(Вот уж не думал, что не сочиняю, а все так и было! Мы наломали сирени, сели в чужую машину и погнали за город. Автомобиль, сирень… это же нас Ремарк поженил! И никто не остановил, не арестовал, никто не смел помешать нашему счастью. Все обошлось. Значительно позже не обошлось.)
Вот и мне легче переселиться в год, когда страна читала «Трех товарищей». Поразителен был наш культурный багаж! Трофейные фильмы и «Бесаме мучо». Из чего мы черпали!.. «Мост Ватерлоо» и «Судьба солдата в Америке» – через десять или двадцать лет нам суждено было понять, что это были и впрямь неплохие фильмы, заслуженно вписанные в историю кино. Тогда же это были фильмы несравненные! Позволенный нам запретный плод. Как было не поверить, что он тобою и добыт! Двадцати-тридцатилетний разрыв в истории между созданием произведения и нашим восприятием ничего не значил. Жажда современности и мирового состояния с легкостью преодолевала эту пропасть. Занавес был едва приподнят, а поколение не столько просачивалось, не столько преодолевало, сколько переливалось через запруду. Выдавливать духовную пищу по капле – грамотный идеологический расчет на сдерживание времени; в одном просчет – с какой полнотой, с какой силой и воображением усваиваются эти капли молодостью…
Три дня «давали» «Порги и Бесс», один день показывали «Дорогу» Феллини, прочитаны «Три товарища», и… другое поколение, другие люди! Другие вкусы и запросы. Другая тоска и безысходность.
Итак, в самый разгар моей свободы и любви (позднее датируется XX съездом и «Тремя товарищами») я получаю повестку в военкомат, и мы с невестой оплакиваем и обмываем слезами и вином нашу участь. Все стихи написаны про нас, и все песни про нас сложены. Мы гадаем по случайной книге, и первое место, в которое мы ткнули пальцем, было: «Вам предписали войну, и вы приняли ее с отвращением». Да, все это было про нас, от «Песни Песней» Соломона до «Трех товарищей» Ремарка, – и лишь сам мир, такой наш, такой, каким никто его до нас не чувствовал, не был миром нашим и не нам принадлежал, нас из него гнали, в нем не было места нашему счастью. Наши матери рыдали над мелодрамами, но никак не хотели признать в нас их героев. Странная, видите ли, была у нас мораль! Что и говорить, мне и сейчас не стыдно. Любовь – это такое право на жизнь! Именно его у нас отнимали. Причем кто? Все они. Наша оппозиция была тотальной: не Сталину, не социализму, не агрессиям – всему миру мы противостояли. Вообще. Никакие доводы мне бы не показались. Например, как бы я согласился с тем, что везде и всегда мы бы ничего не значили, поскольку ничего не сделали, не добились; ничего не знающие, необразованные, ничего не умеющие и не работающие, ничего не имеющие и не имевшие. Мы имели молодость, здоровье, любовь. Мы – были, и я с полным правом противопоставлял это любому призрачному заслуженному праву на жизнь. Что это за право, которое уже не может быть осуществлено?

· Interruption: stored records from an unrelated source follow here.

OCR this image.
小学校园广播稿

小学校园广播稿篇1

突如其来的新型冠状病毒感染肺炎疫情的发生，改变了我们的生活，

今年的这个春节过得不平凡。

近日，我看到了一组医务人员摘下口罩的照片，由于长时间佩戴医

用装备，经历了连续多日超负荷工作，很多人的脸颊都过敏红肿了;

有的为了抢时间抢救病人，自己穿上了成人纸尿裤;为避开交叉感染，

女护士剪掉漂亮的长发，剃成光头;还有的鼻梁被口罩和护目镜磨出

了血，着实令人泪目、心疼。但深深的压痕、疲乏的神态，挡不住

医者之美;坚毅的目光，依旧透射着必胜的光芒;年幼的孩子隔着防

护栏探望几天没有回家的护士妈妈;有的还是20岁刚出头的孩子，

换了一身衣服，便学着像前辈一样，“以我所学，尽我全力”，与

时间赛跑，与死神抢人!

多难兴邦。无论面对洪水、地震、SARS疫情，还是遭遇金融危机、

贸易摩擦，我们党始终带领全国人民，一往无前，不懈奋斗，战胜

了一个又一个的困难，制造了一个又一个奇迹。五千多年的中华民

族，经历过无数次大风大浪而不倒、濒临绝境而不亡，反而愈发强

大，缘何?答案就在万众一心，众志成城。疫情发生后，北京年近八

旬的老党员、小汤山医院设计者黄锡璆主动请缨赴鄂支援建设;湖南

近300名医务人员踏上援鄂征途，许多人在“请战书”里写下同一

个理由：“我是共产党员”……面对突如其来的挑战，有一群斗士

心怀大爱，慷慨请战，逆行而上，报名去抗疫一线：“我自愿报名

Кто же рассказал нам об этих же чувствах, нам, советским юношам и девушкам конца 50-х? Все тот же Ремарк. В нем мы читали себя.
Сейчас, через тридцать лет, я задумываюсь: что же бывает написано в книге? Что трогает наши чувства и приносит славу и успех? И я не могу ответить. Уже не мастерство. Читаю – и не могу товарища от товарища отлепить. Напрягаюсь – и не могу. Не вижу. Одного Карла как-то вижу, и тот автомобиль. Патриция запоминается, потому что она одна. Были бы подруги у других товарищей – поставили бы автора в затруднительное положение. Три товарища – три размытых пятна на общем фоне, который и то прописан отчетливей: все-таки у бармена плоскостопие, а у механика – торчащие уши (или наоборот).
Чувство – вот что ведет. Три – хорошее число. Три богатыря, три мушкетера. «Богатыри» – всенародно знакомые нам в ту пору по живописи, тогда же были нами уценены как дремучее мещанство. Но осуждено – не изжито. Тоже ведь три воина, три товарища. Дружба трех поколений. Дед, отец и внук. Или скорее отец, дядя и племянник. Тоже без подруг. Одна мужественность. А тут вдруг мы – первая любовь Алеши Поповича.
«Три мушкетера» – восторг детства – тоже ведь без любви. Любовь бы им мешала так хорошо скакать и фехтовать, помешала бы и нам так резво мчаться по страницам. И понадобился четвертый, д’Артаньян, которому она была бы позволена, но неизбежно отнята. Отравление мадам Бонасье произведено добрейшим автором по жестоким законам повествования.